Ruby was born January 30, 1916 in Riley Township, Yell County, Arkansas. Her siblings were Ruth Frances, Eupha F., Frank E. and James I. Grist.
Ruby grew up about six miles from Havana. Her father had truck gardens, raised cattle, and also operated a mill for making sorghum molasses. During the cotton harvest season, everyone joined in to help their neighbors. Ruby said when it came to picking cotton, her father was the best cotton picker in the area and she came in a close second. In a race one day, Ruby picked 375 pounds of cotton and beat all the men who were there.
Ruby met Lemuel Floyd Inman at the social get-togethers that were held at the local school which was also used for church services. Ruby was seventeen years old and Lemuel was twenty-three when they married. They moved to Danville, Arkansas where Lemuel worked at a variety of trades.

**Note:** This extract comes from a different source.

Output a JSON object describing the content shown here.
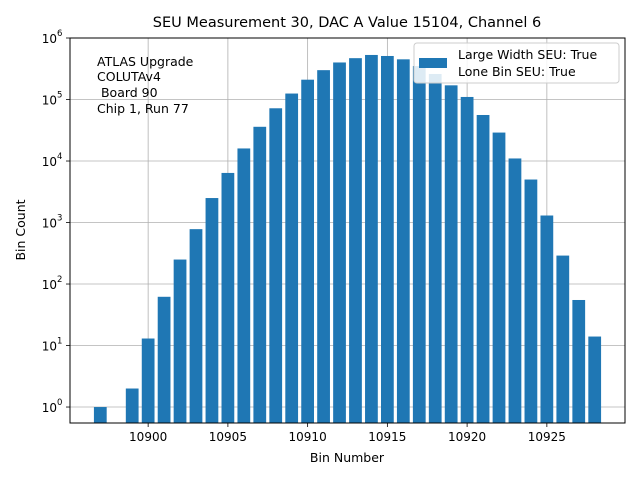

Lemuel even watched the barber in town cutting hair and became so adept that he set up a barber shop in their home. He also had a blacksmith shop and Ruby said Lemuel could fix just about anything.
Their son Bobby 'Bob' Floyd Inman was born July 7, 1934 in Danville, Yell County, Arkansas.

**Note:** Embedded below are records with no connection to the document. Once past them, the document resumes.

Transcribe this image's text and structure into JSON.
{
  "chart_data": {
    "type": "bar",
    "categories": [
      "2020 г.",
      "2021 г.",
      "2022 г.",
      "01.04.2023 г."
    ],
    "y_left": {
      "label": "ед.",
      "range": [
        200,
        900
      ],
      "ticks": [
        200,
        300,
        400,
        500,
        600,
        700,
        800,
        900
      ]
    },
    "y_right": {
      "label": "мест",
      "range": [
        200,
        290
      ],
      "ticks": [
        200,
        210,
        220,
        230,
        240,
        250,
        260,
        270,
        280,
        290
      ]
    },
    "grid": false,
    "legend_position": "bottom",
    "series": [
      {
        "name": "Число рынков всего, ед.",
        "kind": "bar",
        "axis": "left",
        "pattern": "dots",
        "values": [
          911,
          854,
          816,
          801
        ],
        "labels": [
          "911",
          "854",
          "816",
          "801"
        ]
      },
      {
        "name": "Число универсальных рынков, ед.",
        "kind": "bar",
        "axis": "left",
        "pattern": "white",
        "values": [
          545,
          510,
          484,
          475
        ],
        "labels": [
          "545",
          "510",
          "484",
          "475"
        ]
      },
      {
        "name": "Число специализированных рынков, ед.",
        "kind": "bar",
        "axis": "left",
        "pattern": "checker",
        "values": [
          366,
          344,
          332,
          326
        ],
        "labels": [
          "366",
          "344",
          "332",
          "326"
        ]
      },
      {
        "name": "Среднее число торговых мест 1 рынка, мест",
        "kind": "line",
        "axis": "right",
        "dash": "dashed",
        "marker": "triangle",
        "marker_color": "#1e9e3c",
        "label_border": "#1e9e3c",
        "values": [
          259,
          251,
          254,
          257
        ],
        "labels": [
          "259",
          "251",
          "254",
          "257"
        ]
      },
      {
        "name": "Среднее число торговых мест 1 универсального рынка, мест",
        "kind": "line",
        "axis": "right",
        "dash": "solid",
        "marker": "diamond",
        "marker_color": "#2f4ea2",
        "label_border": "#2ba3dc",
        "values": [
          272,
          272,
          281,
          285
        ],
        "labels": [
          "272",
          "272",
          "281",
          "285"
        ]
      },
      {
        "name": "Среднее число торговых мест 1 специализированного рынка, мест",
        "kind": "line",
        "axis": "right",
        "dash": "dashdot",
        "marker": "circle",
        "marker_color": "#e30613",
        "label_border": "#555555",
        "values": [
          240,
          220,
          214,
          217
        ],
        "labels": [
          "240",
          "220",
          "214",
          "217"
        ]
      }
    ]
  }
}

In approximately 1950, Lemuel, Ruby and Bob moved to Twin Falls, Idaho close to the Snake River in Southern Idaho and lived there about twenty years before returning to Arkansas in December 1970. Lemuel began building houses in Twin Falls and, after his folks returned to Arkansas, their son Bob and his wife Alice stayed in Twin Falls and carried on the tradition until retiring to Havana, Arkansas in 2008.
While in Twin Falls, Lemuel and Ruby always had a big vegetable garden on about eleven acres. They would sell what they couldn't eat or Ruby didn't preserve by canning. One year, they planted twenty one-pound sacks of potatoes. A furniture store in town was awarding a prize for the largest potato. Ruby took in a red potato that weighed two-and-a-half pounds and, of course, won the contest.

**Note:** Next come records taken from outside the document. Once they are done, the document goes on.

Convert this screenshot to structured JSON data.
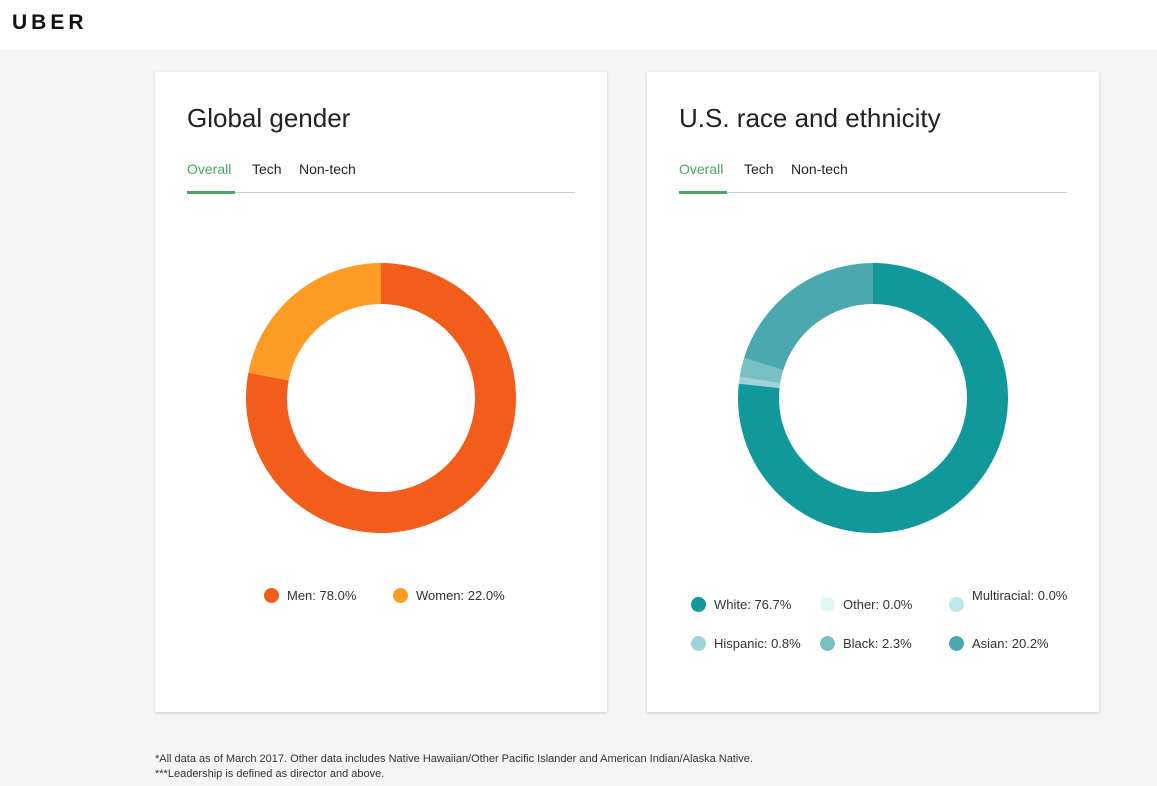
{
  "brand": {
    "logo_text": "UBER"
  },
  "cards": [
    {
      "title": "Global gender",
      "tabs": [
        {
          "label": "Overall",
          "active": true
        },
        {
          "label": "Tech",
          "active": false
        },
        {
          "label": "Non-tech",
          "active": false
        }
      ]
    },
    {
      "title": "U.S. race and ethnicity",
      "tabs": [
        {
          "label": "Overall",
          "active": true
        },
        {
          "label": "Tech",
          "active": false
        },
        {
          "label": "Non-tech",
          "active": false
        }
      ]
    }
  ],
  "chart_data": [
    {
      "type": "pie",
      "title": "Global gender",
      "donut": true,
      "start": "top",
      "direction": "clockwise",
      "slices": [
        {
          "name": "Men",
          "value": 78.0,
          "label": "Men: 78.0%",
          "color": "#f25d1b"
        },
        {
          "name": "Women",
          "value": 22.0,
          "label": "Women: 22.0%",
          "color": "#fd9b25"
        }
      ],
      "legend_position": "bottom"
    },
    {
      "type": "pie",
      "title": "U.S. race and ethnicity",
      "donut": true,
      "start": "top",
      "direction": "clockwise",
      "slices": [
        {
          "name": "White",
          "value": 76.7,
          "label": "White: 76.7%",
          "color": "#10989a"
        },
        {
          "name": "Other",
          "value": 0.0,
          "label": "Other: 0.0%",
          "color": "#e0f7f6"
        },
        {
          "name": "Multiracial",
          "value": 0.0,
          "label": "Multiracial: 0.0%",
          "color": "#bde6e8"
        },
        {
          "name": "Hispanic",
          "value": 0.8,
          "label": "Hispanic: 0.8%",
          "color": "#9fd3d8"
        },
        {
          "name": "Black",
          "value": 2.3,
          "label": "Black: 2.3%",
          "color": "#79c0c5"
        },
        {
          "name": "Asian",
          "value": 20.2,
          "label": "Asian: 20.2%",
          "color": "#4aa8ae"
        }
      ],
      "legend_position": "bottom"
    }
  ],
  "footnotes": [
    "*All data as of March 2017. Other data includes Native Hawaiian/Other Pacific Islander and American Indian/Alaska Native.",
    "***Leadership is defined as director and above."
  ]
}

After returning to Arkansas, Lemuel and Ruby farmed an acreage in the community of Riley in Yell County. They always loved to have company come to their home so they could eat together, laugh and swap stories. After retirement in 1981, Lemuel and Ruby built their home in Havana when the train was still running through town. Ruby said they removed the tracks about two to three years later.
In Havana, Ruby was known all around for her cooking and baking, and especially her love for canning. People for miles around would bring their extra produce and Ruby always had a pot boiling on the stove with baskets of fruits and vegetables waiting to be processed. She did a great deal of canning and generously gave most of it away. In the wintertime, Ruby worked on her quilt projects or went to Twin Falls, where she visited with Bob and Alice, along with her grandchildren and great-grandchildren.
Ruby passed away in the early evening of June 13, 2011 at Mitchell's Care Center in Danville. She was laid to rest next to Lemuel in the Rest Haven Cemetery at Russellville, Pope County, Arkansas.